Have you ever agreed to do a specific task and it found that it was assumed that you would do more than specified? Have you volunteered yourself for a particular time period only to arrive and find that others have assumed you would be there all day? When people assume things it can be frustrating, and in some cases disrespectful. Have you every volunteered your spouse for something without asking them first? Are you assuming to know how your spouse feels about something without first asking them?
Within relationships assuming opinions, thoughts, ideas, feelings and actions can lead to elevated disruption. In other words it can lead to arguments between couples in which they fight over the wrong things. They miss the most significant reason for the argument to begin with, they assumed they knew what one another was communicating. Now one or both of them won’t assume ownership of their portion of the assumptions, so they fight about the surface issues surrounding the cause of the conflict. The elevated emotional level has now risen to anger, from the primary source of frustration, and the failure to be honest with themselves and their partner.

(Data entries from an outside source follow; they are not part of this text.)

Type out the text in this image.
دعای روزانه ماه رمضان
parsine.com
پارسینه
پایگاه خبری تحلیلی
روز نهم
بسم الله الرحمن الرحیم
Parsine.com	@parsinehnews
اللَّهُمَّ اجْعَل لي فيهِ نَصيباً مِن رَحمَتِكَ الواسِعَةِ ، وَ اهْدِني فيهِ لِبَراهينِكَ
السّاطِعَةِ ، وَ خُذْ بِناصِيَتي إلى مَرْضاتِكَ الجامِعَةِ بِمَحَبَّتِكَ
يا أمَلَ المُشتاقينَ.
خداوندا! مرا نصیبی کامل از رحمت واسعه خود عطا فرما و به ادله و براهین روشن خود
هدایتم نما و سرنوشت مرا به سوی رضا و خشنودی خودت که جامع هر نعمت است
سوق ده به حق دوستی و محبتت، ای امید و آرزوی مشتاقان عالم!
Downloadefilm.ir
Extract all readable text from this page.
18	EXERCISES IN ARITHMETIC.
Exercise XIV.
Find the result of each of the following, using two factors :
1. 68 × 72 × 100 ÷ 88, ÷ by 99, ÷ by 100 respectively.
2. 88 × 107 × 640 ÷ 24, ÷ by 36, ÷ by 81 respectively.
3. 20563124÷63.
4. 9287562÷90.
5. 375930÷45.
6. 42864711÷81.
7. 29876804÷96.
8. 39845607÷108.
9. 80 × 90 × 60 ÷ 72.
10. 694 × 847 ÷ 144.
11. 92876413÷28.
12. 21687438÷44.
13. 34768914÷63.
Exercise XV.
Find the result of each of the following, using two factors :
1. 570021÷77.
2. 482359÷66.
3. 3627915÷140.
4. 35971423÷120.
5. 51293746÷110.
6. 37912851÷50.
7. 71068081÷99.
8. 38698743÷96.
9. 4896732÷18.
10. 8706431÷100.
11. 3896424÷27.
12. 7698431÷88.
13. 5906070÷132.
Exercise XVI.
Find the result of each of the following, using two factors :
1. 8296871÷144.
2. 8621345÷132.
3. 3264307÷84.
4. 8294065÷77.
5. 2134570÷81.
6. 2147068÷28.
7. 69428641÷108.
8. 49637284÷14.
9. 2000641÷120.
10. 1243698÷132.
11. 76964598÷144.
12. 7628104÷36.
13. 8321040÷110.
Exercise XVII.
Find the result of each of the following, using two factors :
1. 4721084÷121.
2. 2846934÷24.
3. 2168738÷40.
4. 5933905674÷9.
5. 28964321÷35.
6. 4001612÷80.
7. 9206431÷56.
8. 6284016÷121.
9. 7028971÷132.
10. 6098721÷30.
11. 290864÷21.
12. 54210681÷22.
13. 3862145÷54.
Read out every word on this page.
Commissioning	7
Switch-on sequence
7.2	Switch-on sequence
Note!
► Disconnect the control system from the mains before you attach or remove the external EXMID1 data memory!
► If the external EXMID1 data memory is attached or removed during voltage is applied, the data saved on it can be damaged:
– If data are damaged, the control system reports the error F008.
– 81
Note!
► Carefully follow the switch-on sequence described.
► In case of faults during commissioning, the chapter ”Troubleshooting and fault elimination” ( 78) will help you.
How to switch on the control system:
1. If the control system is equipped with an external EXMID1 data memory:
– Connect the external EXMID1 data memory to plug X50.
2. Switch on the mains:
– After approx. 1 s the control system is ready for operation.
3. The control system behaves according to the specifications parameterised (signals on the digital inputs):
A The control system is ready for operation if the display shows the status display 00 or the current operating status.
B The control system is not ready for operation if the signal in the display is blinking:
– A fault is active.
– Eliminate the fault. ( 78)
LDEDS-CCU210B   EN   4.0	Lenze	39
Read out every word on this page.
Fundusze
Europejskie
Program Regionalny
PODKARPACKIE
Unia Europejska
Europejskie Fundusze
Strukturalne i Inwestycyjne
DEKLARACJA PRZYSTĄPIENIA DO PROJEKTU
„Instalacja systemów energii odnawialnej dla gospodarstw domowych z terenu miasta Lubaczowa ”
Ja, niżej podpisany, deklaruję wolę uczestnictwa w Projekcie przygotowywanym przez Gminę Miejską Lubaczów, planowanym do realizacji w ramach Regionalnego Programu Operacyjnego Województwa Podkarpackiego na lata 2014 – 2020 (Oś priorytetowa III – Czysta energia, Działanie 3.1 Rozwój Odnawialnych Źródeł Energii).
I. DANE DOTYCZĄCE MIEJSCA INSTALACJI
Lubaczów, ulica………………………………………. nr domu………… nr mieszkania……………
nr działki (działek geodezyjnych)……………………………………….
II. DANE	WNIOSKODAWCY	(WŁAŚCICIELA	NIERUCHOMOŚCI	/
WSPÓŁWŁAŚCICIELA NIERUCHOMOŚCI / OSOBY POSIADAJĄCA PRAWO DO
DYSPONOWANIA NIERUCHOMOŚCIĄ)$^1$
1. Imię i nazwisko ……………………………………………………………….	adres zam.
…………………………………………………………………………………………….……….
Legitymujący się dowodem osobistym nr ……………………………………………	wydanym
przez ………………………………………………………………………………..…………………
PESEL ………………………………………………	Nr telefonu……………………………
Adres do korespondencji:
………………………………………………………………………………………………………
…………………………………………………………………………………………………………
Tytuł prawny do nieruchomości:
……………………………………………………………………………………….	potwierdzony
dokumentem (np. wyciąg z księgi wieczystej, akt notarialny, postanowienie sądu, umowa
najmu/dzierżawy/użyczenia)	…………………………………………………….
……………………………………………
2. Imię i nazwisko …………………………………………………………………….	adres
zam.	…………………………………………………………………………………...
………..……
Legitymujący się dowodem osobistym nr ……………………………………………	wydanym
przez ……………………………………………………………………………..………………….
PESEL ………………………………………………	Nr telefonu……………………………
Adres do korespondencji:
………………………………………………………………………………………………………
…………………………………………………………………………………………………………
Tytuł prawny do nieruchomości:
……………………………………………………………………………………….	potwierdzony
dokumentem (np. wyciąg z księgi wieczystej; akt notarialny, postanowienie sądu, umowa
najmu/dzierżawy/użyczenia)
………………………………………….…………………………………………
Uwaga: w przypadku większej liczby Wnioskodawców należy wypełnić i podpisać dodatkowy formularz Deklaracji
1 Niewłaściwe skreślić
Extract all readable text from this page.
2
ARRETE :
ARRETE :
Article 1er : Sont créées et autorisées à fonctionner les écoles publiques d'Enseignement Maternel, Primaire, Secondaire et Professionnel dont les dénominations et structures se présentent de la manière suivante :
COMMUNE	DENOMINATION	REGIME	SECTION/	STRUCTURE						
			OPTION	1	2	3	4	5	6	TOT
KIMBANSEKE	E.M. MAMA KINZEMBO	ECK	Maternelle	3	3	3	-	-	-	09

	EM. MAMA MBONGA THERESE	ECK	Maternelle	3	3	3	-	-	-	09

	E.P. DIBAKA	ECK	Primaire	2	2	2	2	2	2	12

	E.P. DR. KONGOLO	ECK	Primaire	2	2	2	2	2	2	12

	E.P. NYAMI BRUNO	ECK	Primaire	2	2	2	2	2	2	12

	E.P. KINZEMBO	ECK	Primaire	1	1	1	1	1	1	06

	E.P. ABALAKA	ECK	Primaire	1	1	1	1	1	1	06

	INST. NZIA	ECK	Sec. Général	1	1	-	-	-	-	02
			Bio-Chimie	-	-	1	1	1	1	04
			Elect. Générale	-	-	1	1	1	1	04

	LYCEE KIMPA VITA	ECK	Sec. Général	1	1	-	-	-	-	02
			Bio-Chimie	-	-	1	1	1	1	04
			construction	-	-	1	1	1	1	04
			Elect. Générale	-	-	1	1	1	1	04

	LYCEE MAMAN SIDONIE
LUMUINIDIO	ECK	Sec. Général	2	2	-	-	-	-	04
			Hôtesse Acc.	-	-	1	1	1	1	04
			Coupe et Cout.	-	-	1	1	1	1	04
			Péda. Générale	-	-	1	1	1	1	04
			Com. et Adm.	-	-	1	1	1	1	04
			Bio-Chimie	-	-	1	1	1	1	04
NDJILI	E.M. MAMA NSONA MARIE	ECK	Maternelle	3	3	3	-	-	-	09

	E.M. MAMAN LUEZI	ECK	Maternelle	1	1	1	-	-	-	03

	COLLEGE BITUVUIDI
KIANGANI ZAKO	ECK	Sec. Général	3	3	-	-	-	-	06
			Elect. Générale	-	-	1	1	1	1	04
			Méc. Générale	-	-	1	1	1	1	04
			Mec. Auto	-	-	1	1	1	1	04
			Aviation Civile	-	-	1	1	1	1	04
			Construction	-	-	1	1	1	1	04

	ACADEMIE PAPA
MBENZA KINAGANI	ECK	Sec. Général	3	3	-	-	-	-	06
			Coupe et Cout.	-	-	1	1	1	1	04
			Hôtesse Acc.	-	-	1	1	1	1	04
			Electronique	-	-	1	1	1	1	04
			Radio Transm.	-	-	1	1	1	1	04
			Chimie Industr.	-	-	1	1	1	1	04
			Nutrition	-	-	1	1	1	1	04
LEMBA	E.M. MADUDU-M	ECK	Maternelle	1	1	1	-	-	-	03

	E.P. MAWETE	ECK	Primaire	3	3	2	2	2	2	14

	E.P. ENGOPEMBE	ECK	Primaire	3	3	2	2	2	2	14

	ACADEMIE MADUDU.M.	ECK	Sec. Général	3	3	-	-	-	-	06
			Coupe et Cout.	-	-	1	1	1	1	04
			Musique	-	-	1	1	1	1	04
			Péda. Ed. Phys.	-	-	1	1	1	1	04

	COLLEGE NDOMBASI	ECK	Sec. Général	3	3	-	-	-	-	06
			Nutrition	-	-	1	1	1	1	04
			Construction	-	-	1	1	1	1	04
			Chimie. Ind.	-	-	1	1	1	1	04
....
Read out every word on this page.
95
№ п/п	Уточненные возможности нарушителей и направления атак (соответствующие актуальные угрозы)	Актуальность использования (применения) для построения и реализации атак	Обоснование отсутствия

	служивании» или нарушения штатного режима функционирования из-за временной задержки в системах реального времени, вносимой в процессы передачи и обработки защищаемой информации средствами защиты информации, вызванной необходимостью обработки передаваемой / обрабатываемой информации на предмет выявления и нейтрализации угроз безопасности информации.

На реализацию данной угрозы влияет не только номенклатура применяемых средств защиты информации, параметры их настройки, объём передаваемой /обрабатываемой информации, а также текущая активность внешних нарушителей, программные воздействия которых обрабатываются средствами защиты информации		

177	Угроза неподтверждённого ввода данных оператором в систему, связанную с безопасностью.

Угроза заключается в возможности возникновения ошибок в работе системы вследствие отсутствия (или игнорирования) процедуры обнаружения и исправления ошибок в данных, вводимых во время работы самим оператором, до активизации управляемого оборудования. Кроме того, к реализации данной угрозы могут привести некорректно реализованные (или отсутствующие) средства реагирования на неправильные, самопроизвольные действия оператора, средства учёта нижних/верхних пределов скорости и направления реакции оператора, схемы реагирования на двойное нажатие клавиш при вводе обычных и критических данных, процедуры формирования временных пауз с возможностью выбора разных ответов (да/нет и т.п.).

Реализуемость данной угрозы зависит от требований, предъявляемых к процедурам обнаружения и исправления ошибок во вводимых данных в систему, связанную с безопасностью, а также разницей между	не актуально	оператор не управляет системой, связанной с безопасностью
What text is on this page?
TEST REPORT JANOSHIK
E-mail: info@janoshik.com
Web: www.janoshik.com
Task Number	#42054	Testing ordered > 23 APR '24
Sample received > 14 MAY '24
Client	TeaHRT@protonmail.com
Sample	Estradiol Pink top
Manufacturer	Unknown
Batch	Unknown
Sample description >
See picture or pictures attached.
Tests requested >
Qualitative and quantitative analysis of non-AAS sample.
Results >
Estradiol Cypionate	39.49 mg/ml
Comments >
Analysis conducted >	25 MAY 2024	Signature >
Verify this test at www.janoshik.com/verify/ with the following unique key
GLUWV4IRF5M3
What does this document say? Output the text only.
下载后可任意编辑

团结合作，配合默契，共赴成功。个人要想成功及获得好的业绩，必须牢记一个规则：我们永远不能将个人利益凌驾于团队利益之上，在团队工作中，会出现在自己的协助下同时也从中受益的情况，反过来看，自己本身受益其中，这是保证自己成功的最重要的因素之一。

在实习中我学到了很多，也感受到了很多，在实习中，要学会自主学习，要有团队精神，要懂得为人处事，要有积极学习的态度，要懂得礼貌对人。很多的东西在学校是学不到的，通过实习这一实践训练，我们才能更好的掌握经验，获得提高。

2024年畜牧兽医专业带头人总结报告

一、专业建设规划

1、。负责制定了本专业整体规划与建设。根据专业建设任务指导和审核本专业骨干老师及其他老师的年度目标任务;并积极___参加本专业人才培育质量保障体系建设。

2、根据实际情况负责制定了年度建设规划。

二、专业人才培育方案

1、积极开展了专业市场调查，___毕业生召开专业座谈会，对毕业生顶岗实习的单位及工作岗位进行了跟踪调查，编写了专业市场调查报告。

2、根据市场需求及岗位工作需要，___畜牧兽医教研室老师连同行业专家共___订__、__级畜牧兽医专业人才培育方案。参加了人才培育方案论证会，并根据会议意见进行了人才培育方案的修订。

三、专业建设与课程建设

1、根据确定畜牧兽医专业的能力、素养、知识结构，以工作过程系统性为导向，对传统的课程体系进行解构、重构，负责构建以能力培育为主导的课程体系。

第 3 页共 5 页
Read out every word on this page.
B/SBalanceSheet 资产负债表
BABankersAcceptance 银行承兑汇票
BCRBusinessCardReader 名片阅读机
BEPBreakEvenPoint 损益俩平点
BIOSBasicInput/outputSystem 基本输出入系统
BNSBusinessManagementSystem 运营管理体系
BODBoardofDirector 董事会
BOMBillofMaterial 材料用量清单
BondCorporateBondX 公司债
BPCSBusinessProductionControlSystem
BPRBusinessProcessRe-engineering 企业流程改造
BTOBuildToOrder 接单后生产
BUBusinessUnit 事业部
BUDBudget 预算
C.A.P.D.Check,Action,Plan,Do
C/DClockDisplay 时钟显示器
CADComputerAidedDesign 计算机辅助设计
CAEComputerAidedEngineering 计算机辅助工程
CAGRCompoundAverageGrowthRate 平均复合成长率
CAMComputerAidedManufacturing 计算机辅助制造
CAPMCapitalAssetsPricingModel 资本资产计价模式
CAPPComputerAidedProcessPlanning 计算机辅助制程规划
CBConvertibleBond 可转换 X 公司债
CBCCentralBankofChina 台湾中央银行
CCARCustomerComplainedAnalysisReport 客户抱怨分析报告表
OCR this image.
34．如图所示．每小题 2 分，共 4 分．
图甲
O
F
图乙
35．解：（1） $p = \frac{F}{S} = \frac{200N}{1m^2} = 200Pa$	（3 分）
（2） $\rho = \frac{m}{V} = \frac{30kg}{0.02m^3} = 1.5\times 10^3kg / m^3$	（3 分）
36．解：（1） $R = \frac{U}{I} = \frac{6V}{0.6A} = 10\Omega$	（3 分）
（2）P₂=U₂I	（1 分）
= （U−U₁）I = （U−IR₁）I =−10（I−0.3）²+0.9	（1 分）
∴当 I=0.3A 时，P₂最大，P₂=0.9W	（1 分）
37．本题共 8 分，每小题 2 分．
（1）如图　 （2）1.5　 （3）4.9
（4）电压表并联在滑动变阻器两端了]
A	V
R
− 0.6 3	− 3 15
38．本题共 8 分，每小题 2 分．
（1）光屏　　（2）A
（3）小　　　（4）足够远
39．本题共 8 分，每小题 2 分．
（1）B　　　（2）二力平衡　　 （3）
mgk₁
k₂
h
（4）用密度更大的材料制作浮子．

The best offense is a good defense, so to increase our abilities to prevent our assuming tendencies, we need to be more analytical about our own communicating comprehension and rhetoric. Because we are going to struggle with supposed assumptions we need to be on guard for them. We should make efforts to ask ourselves if we are assuming anything and also consider that our partners might be making inaccurate assumptions as well. If we intend to be more thoughtful about our communicating abilities, we need to be more considerate of each other. The levels of communicating skills will fluctuate between different people, some people communicate better than others.
For improving communication a good suggestion might be to have an assumption check. You will not be able to completely avoid assuming errors, but you can identify and resolve some of them before they become critical. Ask yourself how is your partner perceiving your communications? Attempt to make a habit of checking each others understanding and comprehension. Work at becoming more attentive in your communication. The more a couple works on this together, the better they will be at communicating with one another. Finally, remember that nobody is perfect, give each other allowances, and be forgiving.